La concernée se redressa d'un geste lent et s'assit sur son lit en ramenant ses genoux sous son menton.
« Pourquoi tu t'inquiètes ? finit-elle par lâcher d'un ton sec.
-Je te l'ai déjà dis, tu es très importante à mes yeux et pour rien au monde je ne voudrais te perdre. »
Mais il n'était pas amoureux.
« Et puis, ajouta le jeune homme, je t'ai entendue donner des coups dans le mur ainsi que la lampe se briser. J'ai toqué plusieurs fois et quand je suis enfin entré je t'ai trouvée à moitié somnambule en train de pleurer. »
Pourtant, il ne lui semblait pas avoir autant bougé dans son rêve, bien au contraire. D'ailleurs, que signifiait ce rêve exactement ? Elle y avait aperçu la silhouette de son frère. Maëlle ferma les yeux pour tenter de se souvenir du moindre moment passé en sa compagnie et pour avoir une image plus nette de lui.
« C'est Maëlle ! Elle est tombée dans le lac et....on n'a pas trop compris comment elle a réussi à remonter à la surface.. »

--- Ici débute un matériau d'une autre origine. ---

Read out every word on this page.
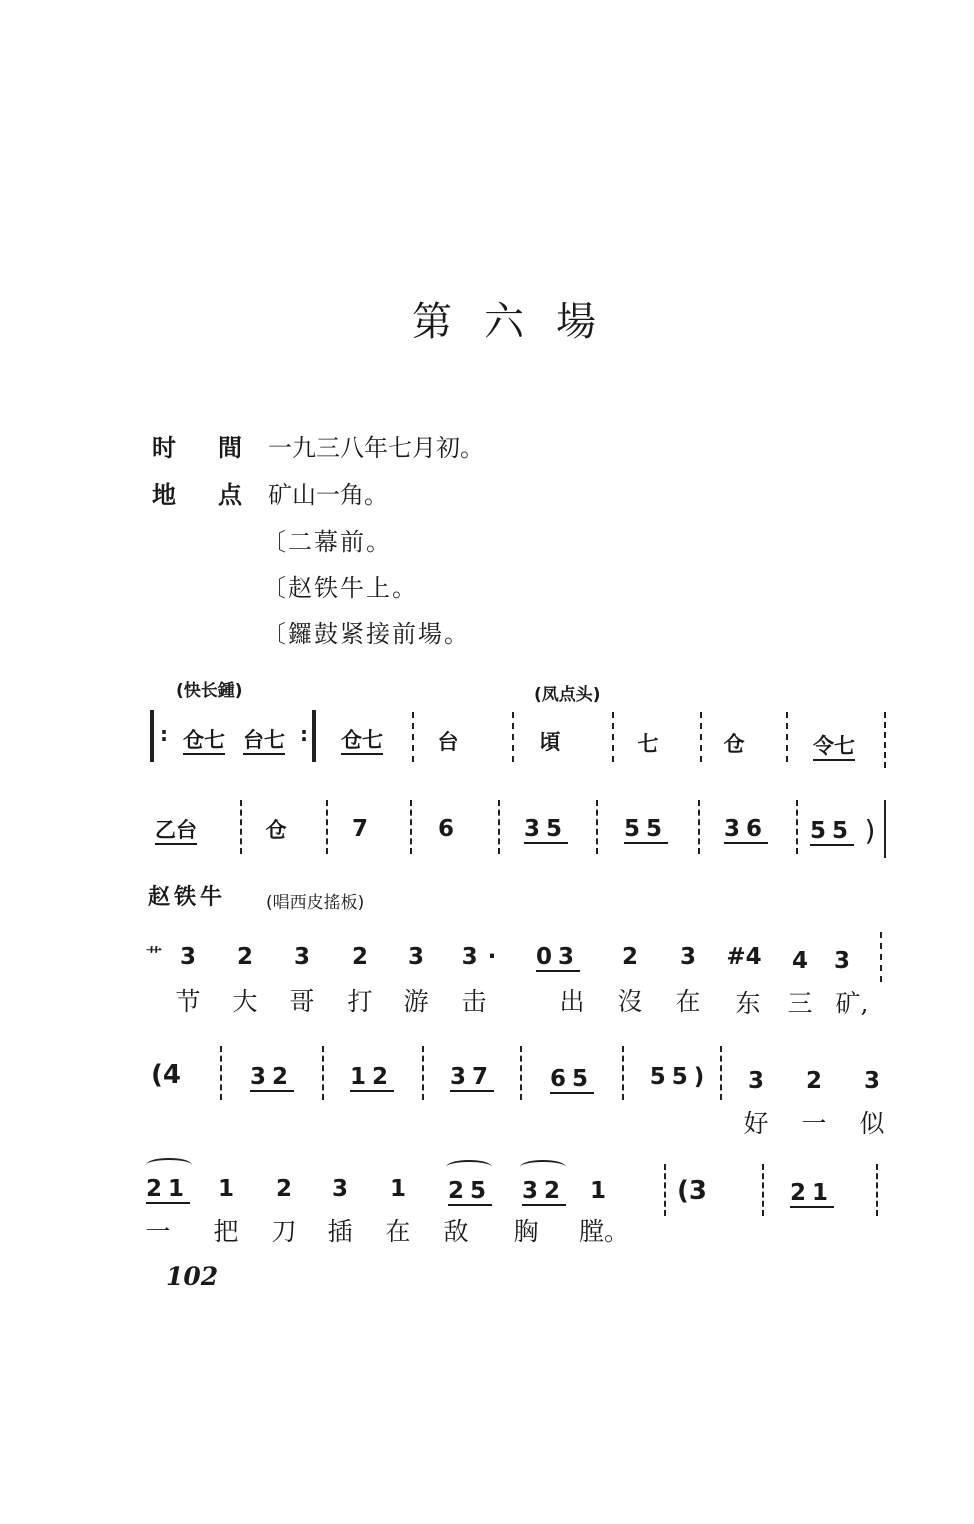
第六場
时 間 一九三八年七月初。
地 点 矿山一角。
〔二幕前。
〔赵铁牛上。
〔鑼鼓紧接前場。
(快长鍾)	(凤点头)
: 仓七 台七 : 仓七	台	頃	七	仓	令七
乙台	仓	7	6	35 55 36 55 )
赵铁牛 (唱西皮搖板)
艹 3 2 3 2 3 3· 03 2 3 #4 4 3
节 大 哥 打 游 击	出 沒 在 东 三 矿,
(4	32 12 37 65 55) 3 2 3
好 一 似
21 1 2 3 1 25 32 1	(3	21
一 把 刀 插 在 敌 胸 膛。
102
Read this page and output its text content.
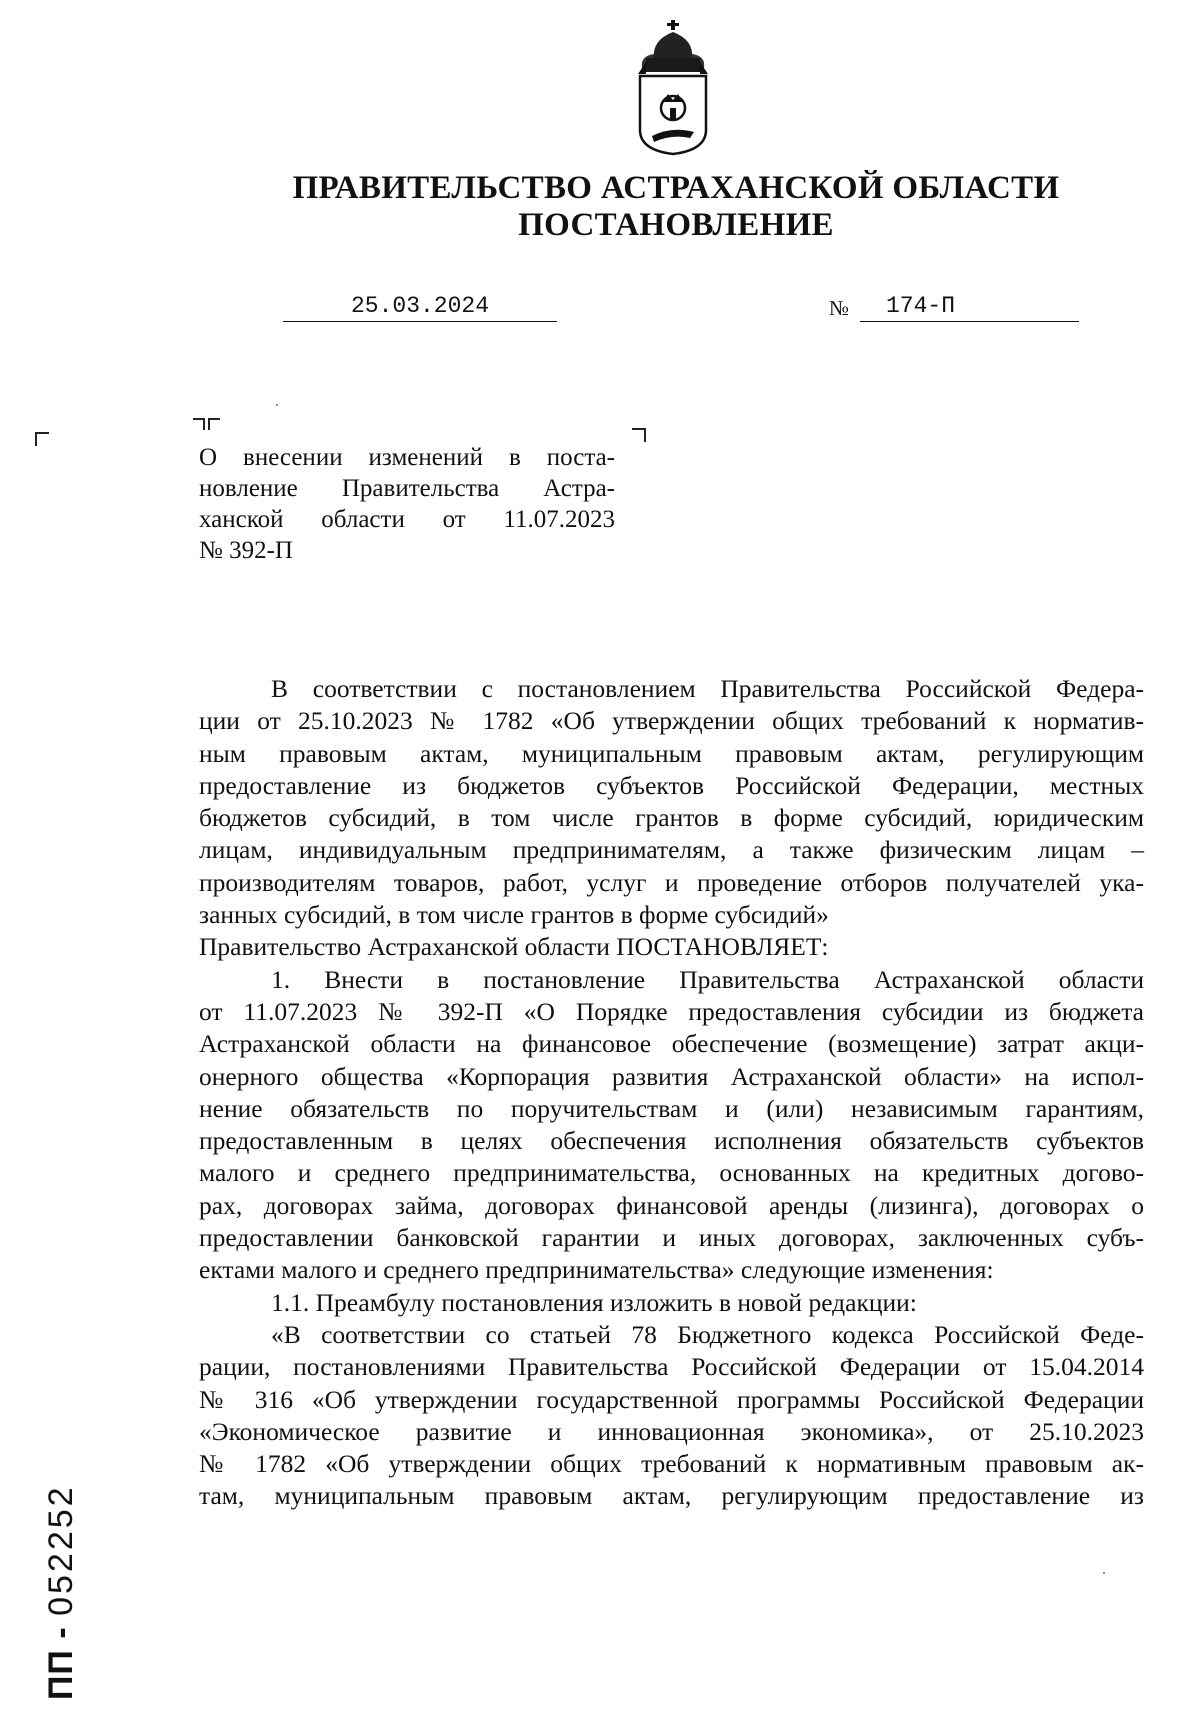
ПРАВИТЕЛЬСТВО АСТРАХАНСКОЙ ОБЛАСТИ
ПОСТАНОВЛЕНИЕ
25.03.2024	№	174-П
О внесении изменений в поста-
новление Правительства Астра-
ханской области от 11.07.2023
№ 392-П
В соответствии с постановлением Правительства Российской Федера-
ции от 25.10.2023 № 1782 «Об утверждении общих требований к норматив-
ным правовым актам, муниципальным правовым актам, регулирующим
предоставление из бюджетов субъектов Российской Федерации, местных
бюджетов субсидий, в том числе грантов в форме субсидий, юридическим
лицам, индивидуальным предпринимателям, а также физическим лицам –
производителям товаров, работ, услуг и проведение отборов получателей ука-
занных субсидий, в том числе грантов в форме субсидий»
Правительство Астраханской области ПОСТАНОВЛЯЕТ:
1. Внести в постановление Правительства Астраханской области
от 11.07.2023 № 392-П «О Порядке предоставления субсидии из бюджета
Астраханской области на финансовое обеспечение (возмещение) затрат акци-
онерного общества «Корпорация развития Астраханской области» на испол-
нение обязательств по поручительствам и (или) независимым гарантиям,
предоставленным в целях обеспечения исполнения обязательств субъектов
малого и среднего предпринимательства, основанных на кредитных догово-
рах, договорах займа, договорах финансовой аренды (лизинга), договорах о
предоставлении банковской гарантии и иных договорах, заключенных субъ-
ектами малого и среднего предпринимательства» следующие изменения:
1.1. Преамбулу постановления изложить в новой редакции:
«В соответствии со статьей 78 Бюджетного кодекса Российской Феде-
рации, постановлениями Правительства Российской Федерации от 15.04.2014
№ 316 «Об утверждении государственной программы Российской Федерации
«Экономическое развитие и инновационная экономика», от 25.10.2023
№ 1782 «Об утверждении общих требований к нормативным правовым ак-
там, муниципальным правовым актам, регулирующим предоставление из
ПП - 052252
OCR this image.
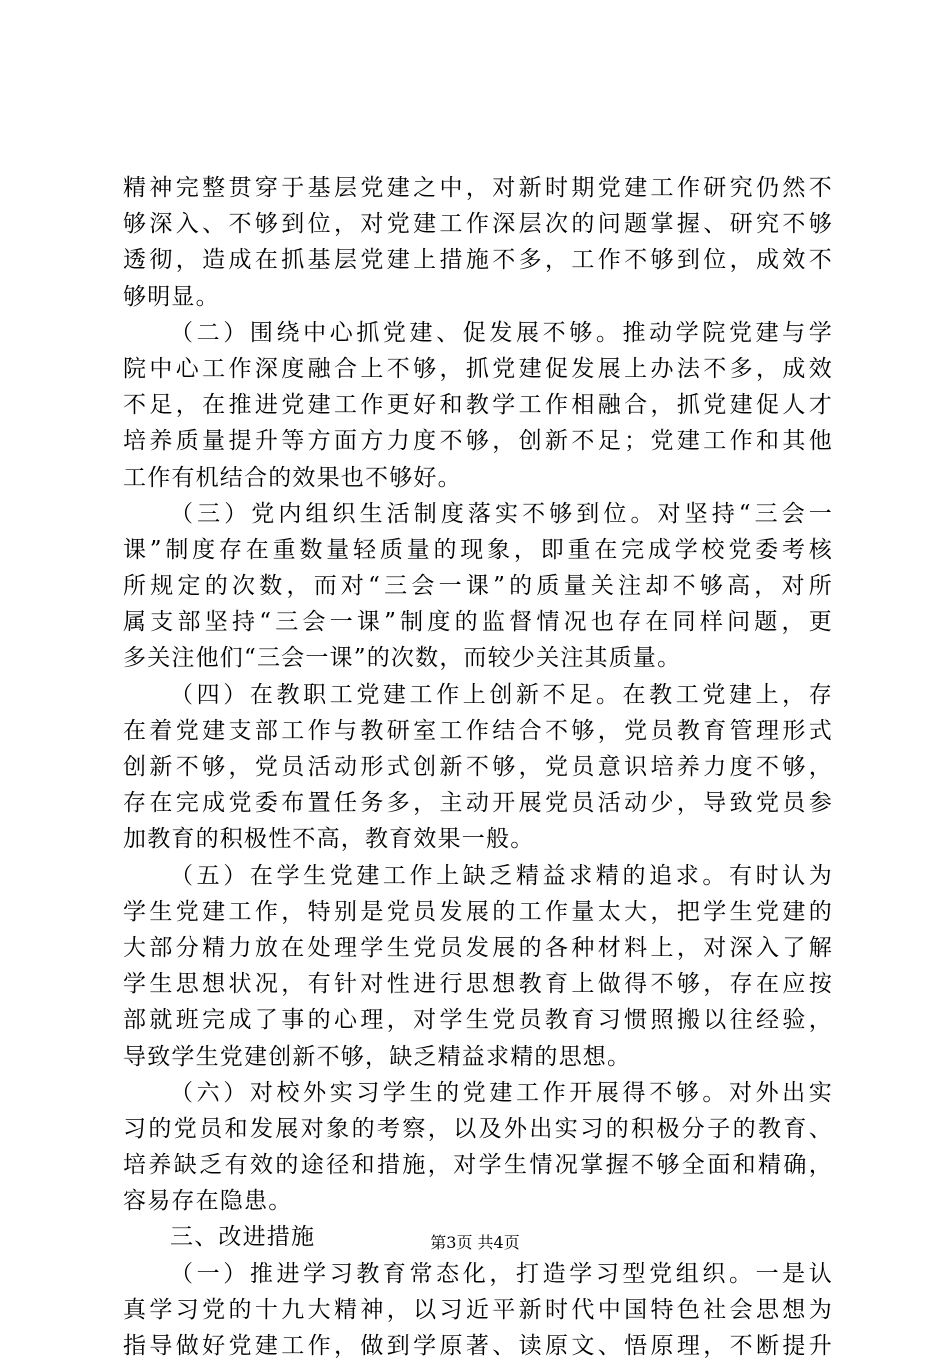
精神完整贯穿于基层党建之中，对新时期党建工作研究仍然不
够深入、不够到位，对党建工作深层次的问题掌握、研究不够
透彻，造成在抓基层党建上措施不多，工作不够到位，成效不
够明显。
（二）围绕中心抓党建、促发展不够。推动学院党建与学
院中心工作深度融合上不够，抓党建促发展上办法不多，成效
不足，在推进党建工作更好和教学工作相融合，抓党建促人才
培养质量提升等方面方力度不够，创新不足；党建工作和其他
工作有机结合的效果也不够好。
（三）党内组织生活制度落实不够到位。对坚持“三会一
课”制度存在重数量轻质量的现象，即重在完成学校党委考核
所规定的次数，而对“三会一课”的质量关注却不够高，对所
属支部坚持“三会一课”制度的监督情况也存在同样问题，更
多关注他们“三会一课”的次数，而较少关注其质量。
（四）在教职工党建工作上创新不足。在教工党建上，存
在着党建支部工作与教研室工作结合不够，党员教育管理形式
创新不够，党员活动形式创新不够，党员意识培养力度不够，
存在完成党委布置任务多，主动开展党员活动少，导致党员参
加教育的积极性不高，教育效果一般。
（五）在学生党建工作上缺乏精益求精的追求。有时认为
学生党建工作，特别是党员发展的工作量太大，把学生党建的
大部分精力放在处理学生党员发展的各种材料上，对深入了解
学生思想状况，有针对性进行思想教育上做得不够，存在应按
部就班完成了事的心理，对学生党员教育习惯照搬以往经验，
导致学生党建创新不够，缺乏精益求精的思想。
（六）对校外实习学生的党建工作开展得不够。对外出实
习的党员和发展对象的考察，以及外出实习的积极分子的教育、
培养缺乏有效的途径和措施，对学生情况掌握不够全面和精确，
容易存在隐患。
三、改进措施
（一）推进学习教育常态化，打造学习型党组织。一是认
真学习党的十九大精神，以习近平新时代中国特色社会思想为
指导做好党建工作，做到学原著、读原文、悟原理，不断提升
第3页 共4页
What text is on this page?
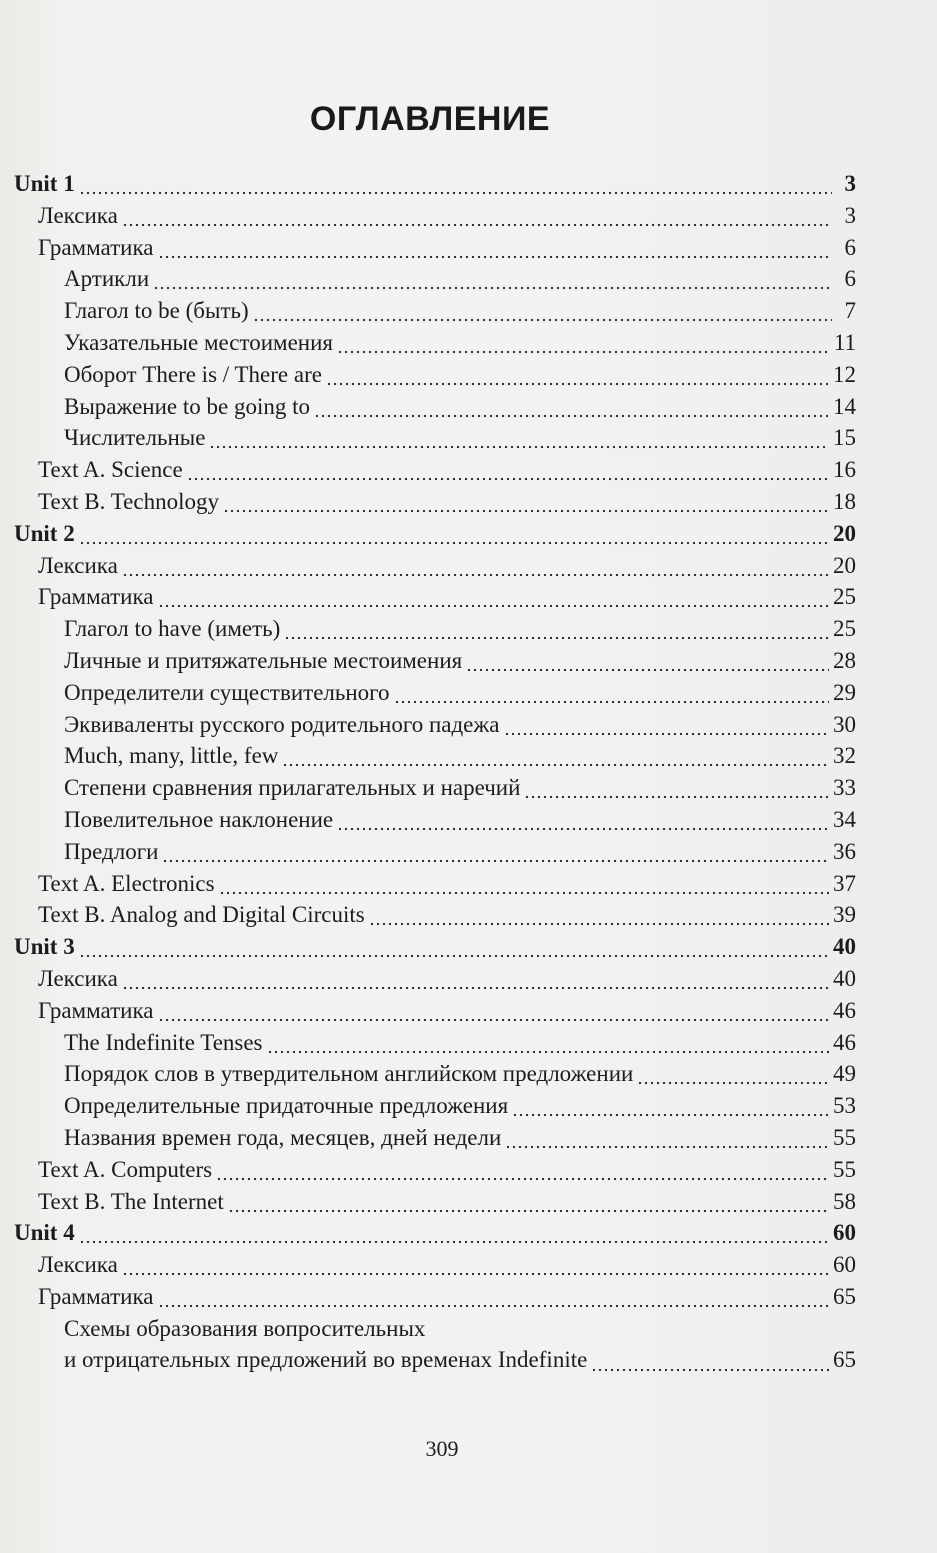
ОГЛАВЛЕНИЕ
Unit 1	3
Лексика	3
Грамматика	6
Артикли	6
Глагол to be (быть)	7
Указательные местоимения	11
Оборот There is / There are	12
Выражение to be going to	14
Числительные	15
Text A. Science	16
Text B. Technology	18
Unit 2	20
Лексика	20
Грамматика	25
Глагол to have (иметь)	25
Личные и притяжательные местоимения	28
Определители существительного	29
Эквиваленты русского родительного падежа	30
Much, many, little, few	32
Степени сравнения прилагательных и наречий	33
Повелительное наклонение	34
Предлоги	36
Text A. Electronics	37
Text B. Analog and Digital Circuits	39
Unit 3	40
Лексика	40
Грамматика	46
The Indefinite Tenses	46
Порядок слов в утвердительном английском предложении	49
Определительные придаточные предложения	53
Названия времен года, месяцев, дней недели	55
Text A. Computers	55
Text B. The Internet	58
Unit 4	60
Лексика	60
Грамматика	65
Схемы образования вопросительных
и отрицательных предложений во временах Indefinite	65
309
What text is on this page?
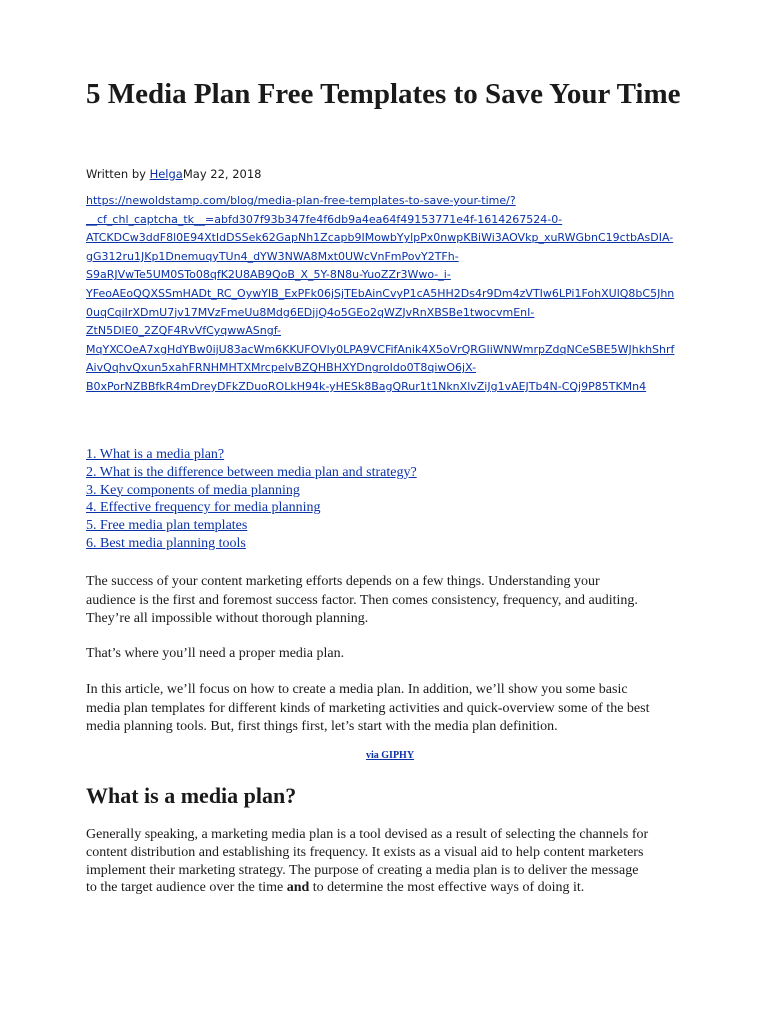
5 Media Plan Free Templates to Save Your Time
Written by HelgaMay 22, 2018
https://newoldstamp.com/blog/media-plan-free-templates-to-save-your-time/?
__cf_chl_captcha_tk__=abfd307f93b347fe4f6db9a4ea64f49153771e4f-1614267524-0-
ATCKDCw3ddF8l0E94XtIdDSSek62GapNh1Zcapb9IMowbYylpPx0nwpKBiWi3AOVkp_xuRWGbnC19ctbAsDIA-
gG312ru1JKp1DnemuqyTUn4_dYW3NWA8Mxt0UWcVnFmPovY2TFh-
S9aRJVwTe5UM0STo08qfK2U8AB9QoB_X_5Y-8N8u-YuoZZr3Wwo-_i-
YFeoAEoQQXSSmHADt_RC_OywYIB_ExPFk06jSjTEbAinCvyP1cA5HH2Ds4r9Dm4zVTIw6LPi1FohXUlQ8bC5Jhn
0uqCqiIrXDmU7jv17MVzFmeUu8Mdg6EDjjQ4o5GEo2qWZJvRnXBSBe1twocvmEnI-
ZtN5DlE0_2ZQF4RvVfCyqwwASngf-
MqYXCOeA7xgHdYBw0ijU83acWm6KKUFOVly0LPA9VCFifAnik4X5oVrQRGIiWNWmrpZdqNCeSBE5WJhkhShrf
AivQqhvQxun5xahFRNHMHTXMrcpelvBZQHBHXYDngroIdo0T8qiwO6jX-
B0xPorNZBBfkR4mDreyDFkZDuoROLkH94k-yHESk8BagQRur1t1NknXlvZiJg1vAEJTb4N-CQj9P85TKMn4
1. What is a media plan?
2. What is the difference between media plan and strategy?
3. Key components of media planning
4. Effective frequency for media planning
5. Free media plan templates
6. Best media planning tools

The success of your content marketing efforts depends on a few things. Understanding your
audience is the first and foremost success factor. Then comes consistency, frequency, and auditing.
They’re all impossible without thorough planning.

That’s where you’ll need a proper media plan.

In this article, we’ll focus on how to create a media plan. In addition, we’ll show you some basic
media plan templates for different kinds of marketing activities and quick-overview some of the best
media planning tools. But, first things first, let’s start with the media plan definition.

via GIPHY
What is a media plan?

Generally speaking, a marketing media plan is a tool devised as a result of selecting the channels for
content distribution and establishing its frequency. It exists as a visual aid to help content marketers
implement their marketing strategy. The purpose of creating a media plan is to deliver the message
to the target audience over the time and to determine the most effective ways of doing it.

Elle était allongée dans l'herbe. Ce jour-là, c'était donc elle qui avait chuté dans le lac ? La forme noire qui représentait son frère s'était approchée. Il posa une main sur son front.
« J'ai l'impression qu'elle va très bien.... et arrêtez de jouer avec ses cheveux.
-Mais on y est pour rien ! Quand on l'a trouvé, ils étaient déjà comme ça... » expliqua Elliot.
Elle s'en souvint maintenant. Avant d'avoir les cheveux roses, ceux-ci étaient rougeoyants comme la braise. Une caractéristique familiale. Avant, elle ressemblait beaucoup à son frère. Le troisième enfant fit un pas vers le petit groupe.
« Je sens qu'autre chose à changé chez elle... Maëlle me paraît...différente, comme si elle n'était plus tout à fait la même. Il s'est passé quoi là-dessous ? »
Elle n'eut pas le temps de répondre qu'elle n'en avait aucune idée que le souvenir s'arrêta. En ouvrant les yeux, elle se rendit compte que la nuit était tombée. La lueur de la Lune traversait la fenêtre. La pluie avait cessé de marteler les vitres. La jeune femme semblait être restée plus longtemps que prévu dans ses bribes de souvenirs. Le jeune homme qui l'accompagnait n'était plus là. Il était sûrement retourné vaquer à ses occupations.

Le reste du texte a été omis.